High utility sequential pattern (HUSP) mining has emerged as a novel topic in data mining. Although some preliminary works have been conducted on this topic, they incur the problem of producing a large search space for high utility sequential patterns. In addition, they mainly focus on mining HUSPs in static databases and do not take streaming data into account, where unbounded data come continuously and often at a high speed. To efficiently deal with both problems, we propose a novel framework for mining high utility sequential patterns over static and streaming databases.
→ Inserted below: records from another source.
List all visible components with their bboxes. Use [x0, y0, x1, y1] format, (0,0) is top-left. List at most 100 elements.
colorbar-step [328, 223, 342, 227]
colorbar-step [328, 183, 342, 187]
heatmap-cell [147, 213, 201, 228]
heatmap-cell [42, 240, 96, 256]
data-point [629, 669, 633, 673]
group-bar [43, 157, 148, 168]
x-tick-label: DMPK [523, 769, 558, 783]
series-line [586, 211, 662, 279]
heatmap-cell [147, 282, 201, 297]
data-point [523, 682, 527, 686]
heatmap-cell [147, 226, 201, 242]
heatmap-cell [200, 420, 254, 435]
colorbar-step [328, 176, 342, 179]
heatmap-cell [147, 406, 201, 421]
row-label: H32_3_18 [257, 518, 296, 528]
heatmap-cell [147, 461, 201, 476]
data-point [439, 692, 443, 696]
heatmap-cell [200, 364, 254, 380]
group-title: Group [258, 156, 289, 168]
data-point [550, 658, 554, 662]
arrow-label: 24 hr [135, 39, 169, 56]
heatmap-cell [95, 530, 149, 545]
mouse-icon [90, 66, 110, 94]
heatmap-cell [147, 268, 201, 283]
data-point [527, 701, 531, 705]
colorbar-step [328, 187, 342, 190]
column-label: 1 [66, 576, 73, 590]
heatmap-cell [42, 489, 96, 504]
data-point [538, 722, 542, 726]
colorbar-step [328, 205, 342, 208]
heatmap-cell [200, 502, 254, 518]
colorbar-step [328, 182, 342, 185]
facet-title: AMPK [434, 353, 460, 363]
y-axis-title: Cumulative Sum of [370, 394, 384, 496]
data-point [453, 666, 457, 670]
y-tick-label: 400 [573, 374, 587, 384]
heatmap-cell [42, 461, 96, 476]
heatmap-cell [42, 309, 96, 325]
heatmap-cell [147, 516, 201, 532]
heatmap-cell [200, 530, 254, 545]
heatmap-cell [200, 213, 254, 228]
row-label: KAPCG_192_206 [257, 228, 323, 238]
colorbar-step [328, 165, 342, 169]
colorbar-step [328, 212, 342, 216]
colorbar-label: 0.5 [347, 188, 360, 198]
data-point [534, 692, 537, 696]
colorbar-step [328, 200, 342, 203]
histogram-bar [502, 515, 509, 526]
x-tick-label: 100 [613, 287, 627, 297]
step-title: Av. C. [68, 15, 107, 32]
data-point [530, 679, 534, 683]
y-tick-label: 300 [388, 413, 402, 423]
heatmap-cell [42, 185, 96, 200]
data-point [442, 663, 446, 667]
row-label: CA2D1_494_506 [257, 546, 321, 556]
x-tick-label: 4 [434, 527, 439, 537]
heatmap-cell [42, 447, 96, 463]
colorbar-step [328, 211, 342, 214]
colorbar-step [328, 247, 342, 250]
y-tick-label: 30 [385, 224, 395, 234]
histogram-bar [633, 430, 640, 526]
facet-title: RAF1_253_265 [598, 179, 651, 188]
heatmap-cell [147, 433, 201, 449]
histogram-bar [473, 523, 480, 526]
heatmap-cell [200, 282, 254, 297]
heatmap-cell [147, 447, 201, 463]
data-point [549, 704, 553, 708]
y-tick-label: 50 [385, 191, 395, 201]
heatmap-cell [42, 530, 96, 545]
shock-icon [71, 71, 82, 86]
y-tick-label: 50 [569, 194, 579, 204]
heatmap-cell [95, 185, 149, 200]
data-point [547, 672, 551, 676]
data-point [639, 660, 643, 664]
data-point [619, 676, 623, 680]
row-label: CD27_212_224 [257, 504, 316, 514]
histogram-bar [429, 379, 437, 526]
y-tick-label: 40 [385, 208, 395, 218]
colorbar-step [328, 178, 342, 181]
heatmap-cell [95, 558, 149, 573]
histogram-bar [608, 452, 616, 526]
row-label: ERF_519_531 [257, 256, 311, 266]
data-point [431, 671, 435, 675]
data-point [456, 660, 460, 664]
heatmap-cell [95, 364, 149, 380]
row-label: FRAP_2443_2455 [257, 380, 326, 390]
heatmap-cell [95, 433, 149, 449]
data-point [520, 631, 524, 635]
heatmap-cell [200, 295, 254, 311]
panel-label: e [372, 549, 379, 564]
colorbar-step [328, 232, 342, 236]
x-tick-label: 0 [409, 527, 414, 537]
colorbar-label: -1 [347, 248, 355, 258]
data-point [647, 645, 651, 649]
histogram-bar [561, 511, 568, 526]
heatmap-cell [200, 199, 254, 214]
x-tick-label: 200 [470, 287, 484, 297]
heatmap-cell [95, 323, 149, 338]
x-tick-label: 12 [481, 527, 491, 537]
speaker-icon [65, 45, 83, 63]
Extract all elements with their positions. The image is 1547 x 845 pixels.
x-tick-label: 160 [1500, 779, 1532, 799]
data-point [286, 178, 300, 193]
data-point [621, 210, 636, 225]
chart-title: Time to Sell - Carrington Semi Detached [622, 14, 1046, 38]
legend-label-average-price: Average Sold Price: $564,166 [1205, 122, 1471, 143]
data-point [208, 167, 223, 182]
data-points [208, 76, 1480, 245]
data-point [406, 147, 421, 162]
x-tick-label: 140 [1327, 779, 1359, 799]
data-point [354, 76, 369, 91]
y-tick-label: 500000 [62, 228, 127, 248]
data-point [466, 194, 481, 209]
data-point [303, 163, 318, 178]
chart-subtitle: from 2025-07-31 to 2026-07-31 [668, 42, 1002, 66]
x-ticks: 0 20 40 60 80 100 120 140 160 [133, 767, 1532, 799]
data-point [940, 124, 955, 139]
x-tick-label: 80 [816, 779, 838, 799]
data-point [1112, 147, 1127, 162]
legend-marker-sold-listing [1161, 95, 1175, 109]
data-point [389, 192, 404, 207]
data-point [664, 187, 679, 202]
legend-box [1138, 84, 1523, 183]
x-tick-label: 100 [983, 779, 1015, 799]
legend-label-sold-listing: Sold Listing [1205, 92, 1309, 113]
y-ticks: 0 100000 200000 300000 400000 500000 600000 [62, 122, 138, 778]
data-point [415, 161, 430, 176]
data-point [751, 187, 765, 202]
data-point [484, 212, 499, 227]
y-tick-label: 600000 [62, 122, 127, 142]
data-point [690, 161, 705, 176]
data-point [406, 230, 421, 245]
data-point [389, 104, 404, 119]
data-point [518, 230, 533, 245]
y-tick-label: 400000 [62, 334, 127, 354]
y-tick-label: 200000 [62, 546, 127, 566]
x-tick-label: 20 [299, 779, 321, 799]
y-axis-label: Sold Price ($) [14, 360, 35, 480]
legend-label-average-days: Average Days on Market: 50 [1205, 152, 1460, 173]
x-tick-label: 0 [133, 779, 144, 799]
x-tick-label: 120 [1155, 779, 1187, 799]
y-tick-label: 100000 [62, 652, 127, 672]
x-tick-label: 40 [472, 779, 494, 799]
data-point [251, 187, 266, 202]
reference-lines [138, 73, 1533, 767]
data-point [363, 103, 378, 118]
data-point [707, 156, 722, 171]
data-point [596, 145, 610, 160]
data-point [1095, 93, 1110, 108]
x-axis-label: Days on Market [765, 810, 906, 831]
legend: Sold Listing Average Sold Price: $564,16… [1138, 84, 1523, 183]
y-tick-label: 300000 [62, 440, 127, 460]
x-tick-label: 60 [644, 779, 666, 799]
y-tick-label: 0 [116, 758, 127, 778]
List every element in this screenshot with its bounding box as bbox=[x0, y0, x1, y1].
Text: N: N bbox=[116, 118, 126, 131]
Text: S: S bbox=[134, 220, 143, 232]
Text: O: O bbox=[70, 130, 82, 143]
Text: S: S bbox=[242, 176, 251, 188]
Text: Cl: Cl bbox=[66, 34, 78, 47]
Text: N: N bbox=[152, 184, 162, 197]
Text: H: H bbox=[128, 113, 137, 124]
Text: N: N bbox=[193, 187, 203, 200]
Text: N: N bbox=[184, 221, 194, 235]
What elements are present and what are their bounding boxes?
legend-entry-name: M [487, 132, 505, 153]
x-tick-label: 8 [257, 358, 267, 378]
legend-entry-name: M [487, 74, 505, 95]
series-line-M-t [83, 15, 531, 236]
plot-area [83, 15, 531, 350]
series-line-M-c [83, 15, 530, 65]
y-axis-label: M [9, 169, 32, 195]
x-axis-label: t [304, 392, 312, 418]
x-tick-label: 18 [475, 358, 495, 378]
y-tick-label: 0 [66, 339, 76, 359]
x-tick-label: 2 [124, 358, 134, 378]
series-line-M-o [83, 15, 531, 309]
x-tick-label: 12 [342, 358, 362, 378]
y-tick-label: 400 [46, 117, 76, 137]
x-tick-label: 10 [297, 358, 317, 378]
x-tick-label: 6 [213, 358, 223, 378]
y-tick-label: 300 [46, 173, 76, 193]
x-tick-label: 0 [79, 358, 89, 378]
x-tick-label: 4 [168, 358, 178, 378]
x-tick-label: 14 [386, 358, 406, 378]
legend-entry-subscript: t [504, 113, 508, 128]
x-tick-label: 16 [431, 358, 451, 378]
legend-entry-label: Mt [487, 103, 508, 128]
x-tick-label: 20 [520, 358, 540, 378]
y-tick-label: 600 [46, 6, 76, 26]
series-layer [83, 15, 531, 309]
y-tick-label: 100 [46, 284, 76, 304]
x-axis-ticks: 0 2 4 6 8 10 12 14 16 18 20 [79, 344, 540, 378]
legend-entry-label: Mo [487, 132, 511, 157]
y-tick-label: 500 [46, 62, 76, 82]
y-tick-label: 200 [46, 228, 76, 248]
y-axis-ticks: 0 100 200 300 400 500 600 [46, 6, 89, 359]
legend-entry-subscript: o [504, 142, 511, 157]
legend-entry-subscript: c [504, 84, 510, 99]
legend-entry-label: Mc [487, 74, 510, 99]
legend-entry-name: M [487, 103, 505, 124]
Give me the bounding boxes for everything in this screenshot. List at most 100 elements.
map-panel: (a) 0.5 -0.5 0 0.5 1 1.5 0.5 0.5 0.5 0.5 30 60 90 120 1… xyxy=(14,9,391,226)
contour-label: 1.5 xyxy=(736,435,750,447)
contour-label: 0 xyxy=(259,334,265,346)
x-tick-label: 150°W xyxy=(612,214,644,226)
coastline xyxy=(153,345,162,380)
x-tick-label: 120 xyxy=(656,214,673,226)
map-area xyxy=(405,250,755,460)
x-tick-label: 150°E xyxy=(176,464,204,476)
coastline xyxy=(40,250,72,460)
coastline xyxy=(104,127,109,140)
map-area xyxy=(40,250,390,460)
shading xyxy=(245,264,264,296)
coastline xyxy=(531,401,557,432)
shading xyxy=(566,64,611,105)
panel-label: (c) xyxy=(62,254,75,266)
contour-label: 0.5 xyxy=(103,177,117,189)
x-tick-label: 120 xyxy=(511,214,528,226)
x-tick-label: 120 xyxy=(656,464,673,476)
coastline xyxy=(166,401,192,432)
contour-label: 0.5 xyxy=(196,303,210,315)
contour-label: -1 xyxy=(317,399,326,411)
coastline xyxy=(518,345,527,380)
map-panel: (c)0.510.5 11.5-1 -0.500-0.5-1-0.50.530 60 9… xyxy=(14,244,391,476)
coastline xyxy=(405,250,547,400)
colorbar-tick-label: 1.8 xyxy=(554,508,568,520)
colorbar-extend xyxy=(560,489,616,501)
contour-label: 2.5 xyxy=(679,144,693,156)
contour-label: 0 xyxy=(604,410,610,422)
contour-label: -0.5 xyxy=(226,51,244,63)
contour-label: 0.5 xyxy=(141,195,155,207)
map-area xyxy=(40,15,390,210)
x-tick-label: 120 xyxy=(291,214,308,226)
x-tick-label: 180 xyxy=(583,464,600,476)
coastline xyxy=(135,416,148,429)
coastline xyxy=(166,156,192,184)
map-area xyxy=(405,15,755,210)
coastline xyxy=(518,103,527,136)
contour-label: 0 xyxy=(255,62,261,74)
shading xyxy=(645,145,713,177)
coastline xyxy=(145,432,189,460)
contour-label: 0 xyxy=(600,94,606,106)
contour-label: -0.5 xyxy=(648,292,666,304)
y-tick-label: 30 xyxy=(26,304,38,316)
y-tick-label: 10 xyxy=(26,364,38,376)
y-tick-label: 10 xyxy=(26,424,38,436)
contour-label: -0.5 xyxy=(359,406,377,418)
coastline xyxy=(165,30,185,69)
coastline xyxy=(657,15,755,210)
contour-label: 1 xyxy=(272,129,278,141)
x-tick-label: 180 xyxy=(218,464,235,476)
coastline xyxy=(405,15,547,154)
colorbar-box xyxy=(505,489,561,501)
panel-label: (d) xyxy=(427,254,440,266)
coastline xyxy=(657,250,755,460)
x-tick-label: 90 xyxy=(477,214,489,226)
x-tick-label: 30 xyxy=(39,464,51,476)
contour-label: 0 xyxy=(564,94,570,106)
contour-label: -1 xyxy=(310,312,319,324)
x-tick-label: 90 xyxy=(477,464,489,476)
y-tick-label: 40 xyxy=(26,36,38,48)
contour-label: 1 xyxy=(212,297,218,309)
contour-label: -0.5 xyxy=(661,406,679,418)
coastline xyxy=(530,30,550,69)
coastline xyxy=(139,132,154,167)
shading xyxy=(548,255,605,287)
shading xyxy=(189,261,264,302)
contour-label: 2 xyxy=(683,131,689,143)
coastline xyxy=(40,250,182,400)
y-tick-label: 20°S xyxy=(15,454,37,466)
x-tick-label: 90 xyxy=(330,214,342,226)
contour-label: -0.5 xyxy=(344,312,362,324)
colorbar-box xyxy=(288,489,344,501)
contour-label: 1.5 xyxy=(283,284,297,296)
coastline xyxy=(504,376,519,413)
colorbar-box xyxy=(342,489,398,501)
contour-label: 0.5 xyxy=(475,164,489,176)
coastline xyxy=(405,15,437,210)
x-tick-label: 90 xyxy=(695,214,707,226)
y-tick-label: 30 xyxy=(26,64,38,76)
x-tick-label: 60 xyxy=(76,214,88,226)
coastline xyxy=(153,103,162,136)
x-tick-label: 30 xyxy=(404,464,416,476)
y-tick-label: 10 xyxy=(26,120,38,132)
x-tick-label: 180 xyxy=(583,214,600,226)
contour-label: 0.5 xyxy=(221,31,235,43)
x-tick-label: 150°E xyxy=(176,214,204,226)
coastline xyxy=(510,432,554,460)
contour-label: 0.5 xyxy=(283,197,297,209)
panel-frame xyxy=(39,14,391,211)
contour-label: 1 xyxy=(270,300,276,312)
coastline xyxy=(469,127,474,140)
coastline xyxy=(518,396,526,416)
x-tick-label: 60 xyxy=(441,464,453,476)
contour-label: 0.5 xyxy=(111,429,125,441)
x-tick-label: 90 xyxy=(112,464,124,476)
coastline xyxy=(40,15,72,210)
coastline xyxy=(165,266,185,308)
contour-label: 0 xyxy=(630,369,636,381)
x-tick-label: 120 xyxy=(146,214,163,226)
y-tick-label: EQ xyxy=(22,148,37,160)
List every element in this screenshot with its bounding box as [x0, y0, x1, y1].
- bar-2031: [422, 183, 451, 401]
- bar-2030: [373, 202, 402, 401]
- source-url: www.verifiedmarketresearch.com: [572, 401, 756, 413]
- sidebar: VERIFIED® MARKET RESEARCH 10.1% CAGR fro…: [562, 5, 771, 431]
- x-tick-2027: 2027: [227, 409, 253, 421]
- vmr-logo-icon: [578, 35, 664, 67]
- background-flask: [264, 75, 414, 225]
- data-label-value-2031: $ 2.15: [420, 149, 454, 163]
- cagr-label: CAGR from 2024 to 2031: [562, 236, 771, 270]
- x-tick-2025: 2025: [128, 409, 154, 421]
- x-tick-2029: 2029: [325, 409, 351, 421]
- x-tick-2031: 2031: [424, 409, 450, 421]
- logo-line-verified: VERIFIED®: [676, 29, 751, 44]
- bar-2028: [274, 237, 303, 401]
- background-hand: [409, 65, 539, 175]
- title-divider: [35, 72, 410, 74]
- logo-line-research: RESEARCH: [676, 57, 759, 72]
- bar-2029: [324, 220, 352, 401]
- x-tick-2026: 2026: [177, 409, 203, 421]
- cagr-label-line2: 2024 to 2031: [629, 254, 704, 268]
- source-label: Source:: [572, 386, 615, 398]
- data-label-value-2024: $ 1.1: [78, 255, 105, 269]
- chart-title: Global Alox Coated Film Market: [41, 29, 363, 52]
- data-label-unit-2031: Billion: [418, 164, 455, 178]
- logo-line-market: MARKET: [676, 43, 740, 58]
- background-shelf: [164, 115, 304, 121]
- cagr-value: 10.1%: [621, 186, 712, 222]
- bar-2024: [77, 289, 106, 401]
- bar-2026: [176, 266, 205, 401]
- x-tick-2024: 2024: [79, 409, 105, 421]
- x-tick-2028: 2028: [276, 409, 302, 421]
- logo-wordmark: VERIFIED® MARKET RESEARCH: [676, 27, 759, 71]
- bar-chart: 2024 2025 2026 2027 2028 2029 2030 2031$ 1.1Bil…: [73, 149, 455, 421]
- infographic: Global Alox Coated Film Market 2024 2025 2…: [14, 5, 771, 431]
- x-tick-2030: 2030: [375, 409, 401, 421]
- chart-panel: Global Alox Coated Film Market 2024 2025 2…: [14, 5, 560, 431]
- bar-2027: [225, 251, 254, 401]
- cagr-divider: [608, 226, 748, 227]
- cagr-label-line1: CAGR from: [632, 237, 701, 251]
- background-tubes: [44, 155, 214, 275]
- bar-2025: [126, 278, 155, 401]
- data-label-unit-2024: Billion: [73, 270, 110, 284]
In this regard, two efficient data structures named ItemUtilLists (Item Utility Lists) and HUSP-Tree (High Utility Sequential Pattern Tree) are proposed to maintain essential information for mining HUSPs in both offline and online fashions. In addition, a novel utility model called Sequence-Suffix Utility is proposed for effectively pruning the search space in HUSP mining. We propose an algorithm named HUSP-Miner (High Utility Sequential Pattern Miner) to find HUSPs in static databases efficiently. Then, a one-pass algorithm named HUSP-Stream (High Utility Sequential Pattern mining over Data Streams) is proposed to incrementally update ItemUtilLists and HUSP-Tree online and find HUSPs over data streams. To the best of our knowledge, HUSP-Stream is the first method to find HUSPs over data streams. Experimental results on both real and synthetic datasets show that HUSP-Miner outperforms the compared algorithms substantially in terms of execution time, memory usage and number of generated candidates. The experiments also demonstrate impressive performance of HUSP-Stream to update the data structures and discover HUSPs over data streams.
- data streams
- High utility sequential pattern mining
- sliding window